I'm currently working very actively on my Wayfarer's Notes e-book, but it will take a while to complete, and then I hope you will be able to see the advantages.
Arash (do you subscribe to his Arash's World blog?) has had his book printed, and the publisher contacted me to ask if I were interested in the same treatment. I wouldn't, first because print would not be right and second because I have the time and skill background to make my own Kindle book (incidentally, at zero cost). I would of course also take the required steps to ensure that it would be available to posterity, though the master copy would necessarily be digital not print.
The joys of writing have the chance for a cleansing when we doubt ourselves. Some of us have good reasons to doubt - it's called quality control.
Vincent, I see that you have put your post back and added a new one! I am going to send them to my Kindle to read later. You always leave much to think about and to digest and it’s interesting to read the varied aspects that jump out at your readers. I am often a wallflower listening in these days.
That’s great that your actively working on your Wayfarer’s Notes e-book.

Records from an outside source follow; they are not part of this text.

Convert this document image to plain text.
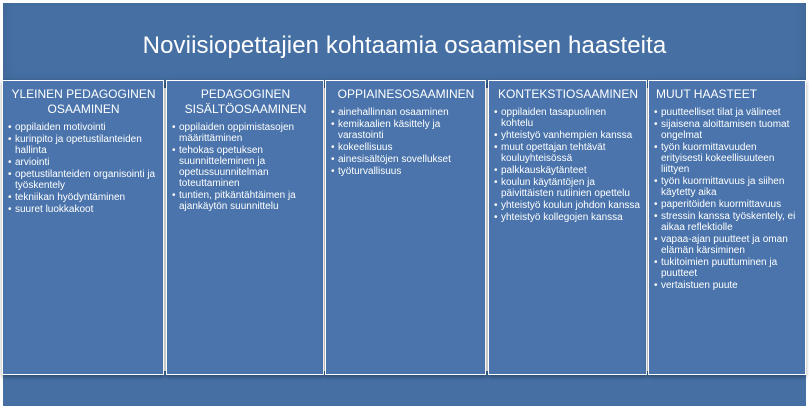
Noviisiopettajien kohtaamia osaamisen haasteita
YLEINEN PEDAGOGINEN OSAAMINEN
• oppilaiden motivointi
• kurinpito ja opetustilanteiden hallinta
• arviointi
• opetustilanteiden organisointi ja työskentely
• tekniikan hyödyntäminen
• suuret luokkakoot
PEDAGOGINEN SISÄLTÖOSAAMINEN
• oppilaiden oppimistasojen määrittäminen
• tehokas opetuksen suunnitteleminen ja opetussuunnitelman toteuttaminen
• tuntien, pitkäntähtäimen ja ajankäytön suunnittelu
OPPIAINESOSAAMINEN
• ainehallinnan osaaminen
• kemikaalien käsittely ja varastointi
• kokeellisuus
• ainesisältöjen sovellukset
• työturvallisuus
KONTEKSTIOSAAMINEN
• oppilaiden tasapuolinen kohtelu
• yhteistyö vanhempien kanssa
• muut opettajan tehtävät kouluyhteisössä
• palkkauskäytänteet
• koulun käytäntöjen ja päivittäisten rutiinien opettelu
• yhteistyö koulun johdon kanssa
• yhteistyö kollegojen kanssa
MUUT HAASTEET
• puutteelliset tilat ja välineet
• sijaisena aloittamisen tuomat ongelmat
• työn kuormittavuuden erityisesti kokeellisuuteen liittyen
• työn kuormittavuus ja siihen käytetty aika
• paperitöiden kuormittavuus
• stressin kanssa työskentely, ei aikaa reflektiolle
• vapaa-ajan puutteet ja oman elämän kärsiminen
• tukitoimien puuttuminen ja puutteet
• vertaistuen puute
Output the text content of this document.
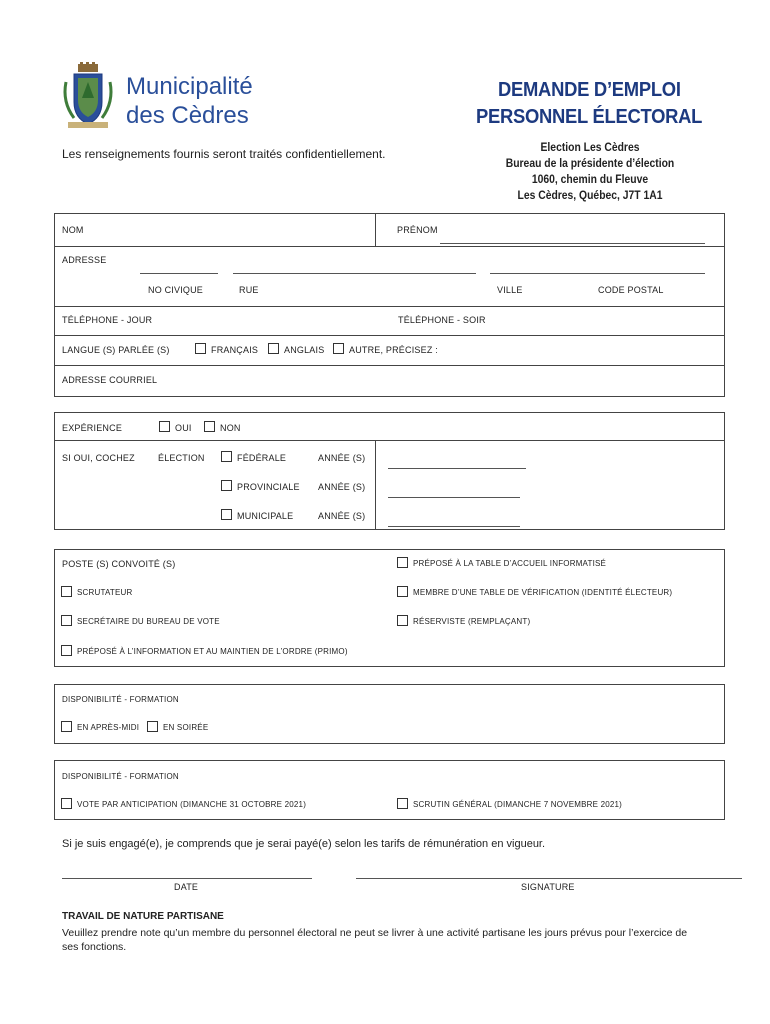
Municipalité
des Cèdres
DEMANDE D’EMPLOI
PERSONNEL ÉLECTORAL
Les renseignements fournis seront traités confidentiellement.	Election Les Cèdres
Bureau de la présidente d’élection
1060, chemin du Fleuve
Les Cèdres, Québec, J7T 1A1
NOM	PRÉNOM
ADRESSE
NO CIVIQUE	RUE	VILLE	CODE POSTAL
TÉLÉPHONE - JOUR	TÉLÉPHONE - SOIR
LANGUE (S) PARLÉE (S)	FRANÇAIS	ANGLAIS	AUTRE, PRÉCISEZ :
ADRESSE COURRIEL
EXPÉRIENCE	OUI	NON
SI OUI, COCHEZ	ÉLECTION	FÉDÉRALE	ANNÉE (S)
PROVINCIALE ANNÉE (S)
MUNICIPALE	ANNÉE (S)
POSTE (S) CONVOITÉ (S)	PRÉPOSÉ À LA TABLE D’ACCUEIL INFORMATISÉ
SCRUTATEUR	MEMBRE D’UNE TABLE DE VÉRIFICATION (IDENTITÉ ÉLECTEUR)
SECRÉTAIRE DU BUREAU DE VOTE	RÉSERVISTE (REMPLAÇANT)
PRÉPOSÉ À L’INFORMATION ET AU MAINTIEN DE L’ORDRE (PRIMO)
DISPONIBILITÉ - FORMATION
EN APRÈS-MIDI	EN SOIRÉE
DISPONIBILITÉ - FORMATION
VOTE PAR ANTICIPATION (DIMANCHE 31 OCTOBRE 2021)	SCRUTIN GÉNÉRAL (DIMANCHE 7 NOVEMBRE 2021)
Si je suis engagé(e), je comprends que je serai payé(e) selon les tarifs de rémunération en vigueur.
DATE	SIGNATURE
TRAVAIL DE NATURE PARTISANE
Veuillez prendre note qu’un membre du personnel électoral ne peut se livrer à une activité partisane les jours prévus pour l’exercice de ses fonctions.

I do not subscribe to Arash’s World. Thank you for telling me about it. I took a peek, but will have a longer look later on.
You gave me a chuckle on doubt and quality control. Yes, I suppose there is some truth to that, Vincent.
When you download on Kindle you may not notice one of my comments to "Binding a Joy" which links to this post of yours . . .
I read the comments on the regular computer first. I see it. Thanks for making mention to my post, Vincent.